The team believes that these multiexcitonic features arise from interactions of excitons confined in the dots with the quantum well like “wetting layer” states occupied with electrons and holes at the high optical excitation energies employed during the experiments.

The researchers looked at how light was emitted from single InGaAs/GaAs quantum dots in micro-photoluminescence experiments at liquid helium temperatures. The intensity of the emitted light was detected using a liquid nitrogen cooled InGaAs CCD camera combined with a single-grating monochromator and the photoluminescence spectra were then examined as a function of laser excitation power density.

“The multiexcitons we observed, which are actually biexcitons interacting with excitons in their surroundings, are formed in these elongated dots and as such emit light with characteristic features,” Höfling told nanotechweb.org. “Most importantly, the wetting layer states create opportunities for efficient Coulomb interactions between excitons confined in the quantum dots and the wetting layer. This shows how important excitons confined in this layer are for the formation of quantum dot-wetting layer multiexcitonic states.”

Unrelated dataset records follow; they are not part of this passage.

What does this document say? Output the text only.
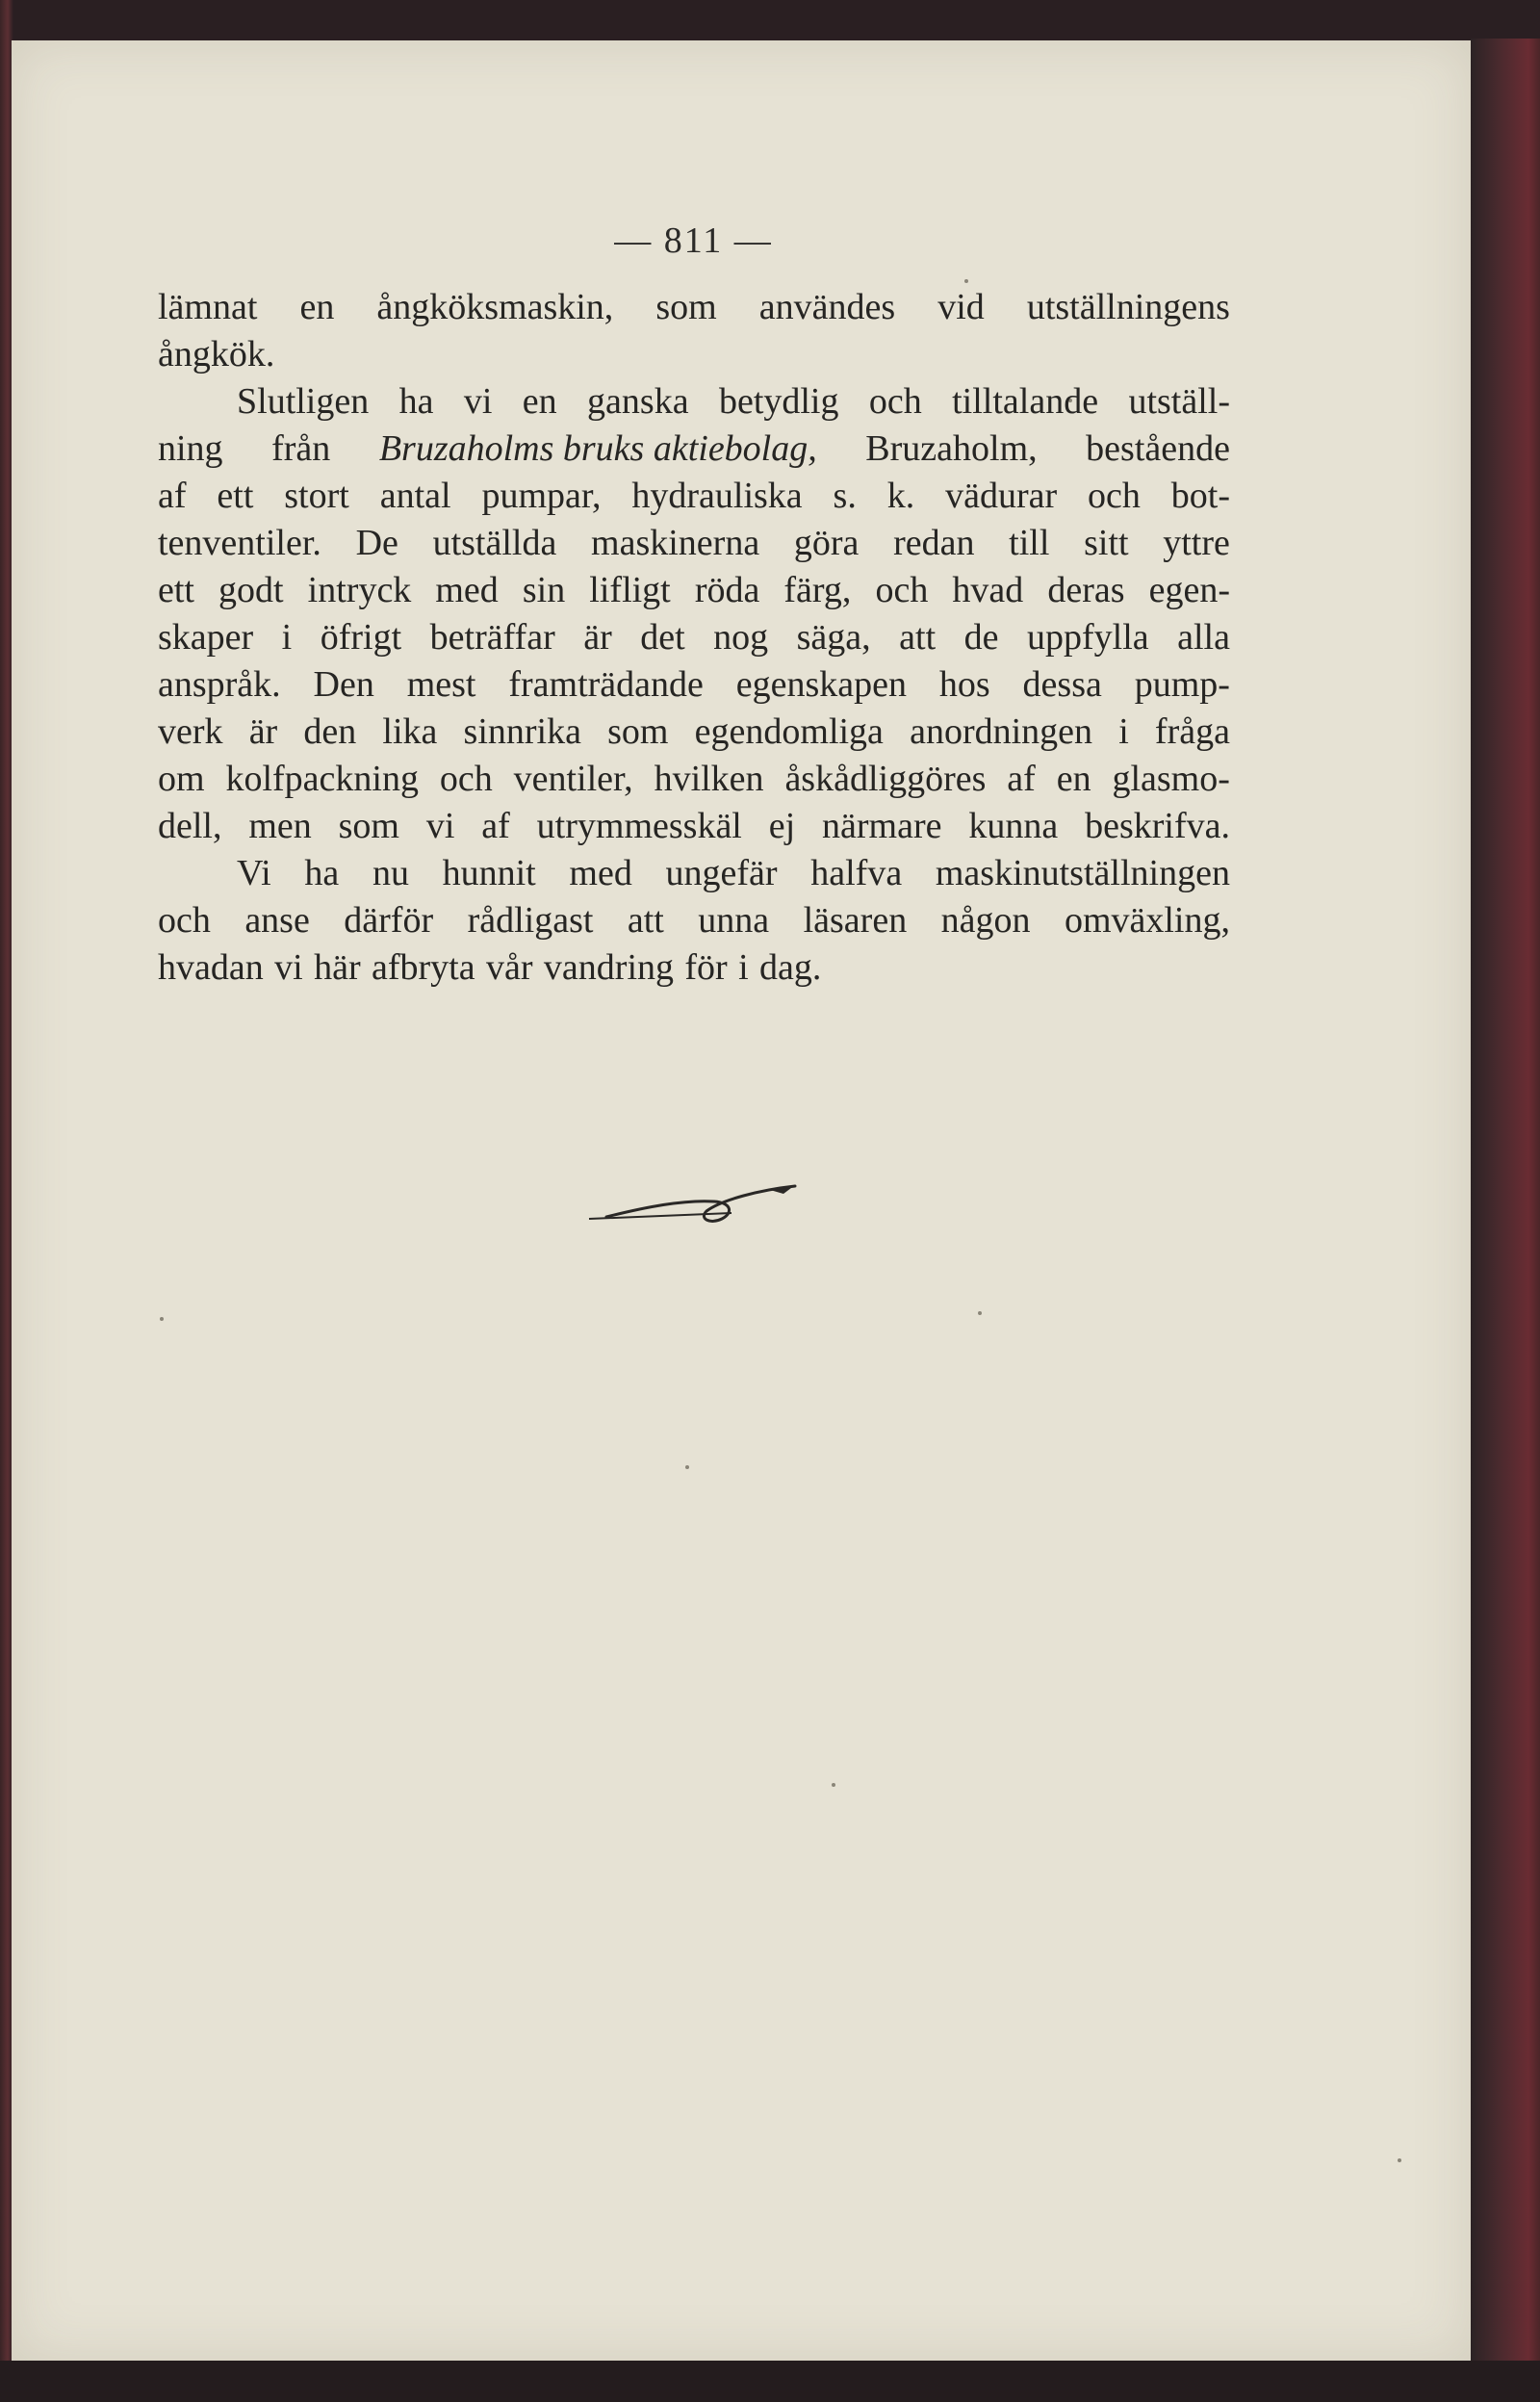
— 811 —
lämnat en ångköksmaskin, som användes vid utställningens
ångkök.
Slutligen ha vi en ganska betydlig och tilltalande utställ-
ning från Bruzaholms bruks aktiebolag, Bruzaholm, bestående
af ett stort antal pumpar, hydrauliska s. k. vädurar och bot-
tenventiler. De utställda maskinerna göra redan till sitt yttre
ett godt intryck med sin lifligt röda färg, och hvad deras egen-
skaper i öfrigt beträffar är det nog säga, att de uppfylla alla
anspråk. Den mest framträdande egenskapen hos dessa pump-
verk är den lika sinnrika som egendomliga anordningen i fråga
om kolfpackning och ventiler, hvilken åskådliggöres af en glasmo-
dell, men som vi af utrymmesskäl ej närmare kunna beskrifva.
Vi ha nu hunnit med ungefär halfva maskinutställningen
och anse därför rådligast att unna läsaren någon omväxling,
hvadan vi här afbryta vår vandring för i dag.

Novel photonics applications

The result will be important for better understanding many cavity quantum electrodynamics experiments in which such quantum dots are employed as quantum emitters. Biexciton and multiexciton states need to be clearly distinguished in such experiments that aim at producing single photon or entangled photon pairs. “Our work is an important step in understanding the emission properties of large InGaAs/GaAs quantum dots, which are in themselves important structures for constructing nanolasers and other novel photonic devices thanks to the fact that they allow strong single exciton-single photon coupling in a microcavity,” said Höfling.

The researchers now plan to perform more sophisticated experiments, such as time-resolved microphotoluminescence at the single dot level and photon correlation spectroscopy. “We hope that such investigations will give us better and more detailed insights into the physics of large and elongated quasi-zero dimensional structures,” he added.

The current work is reported in the Journal of Applied Physics.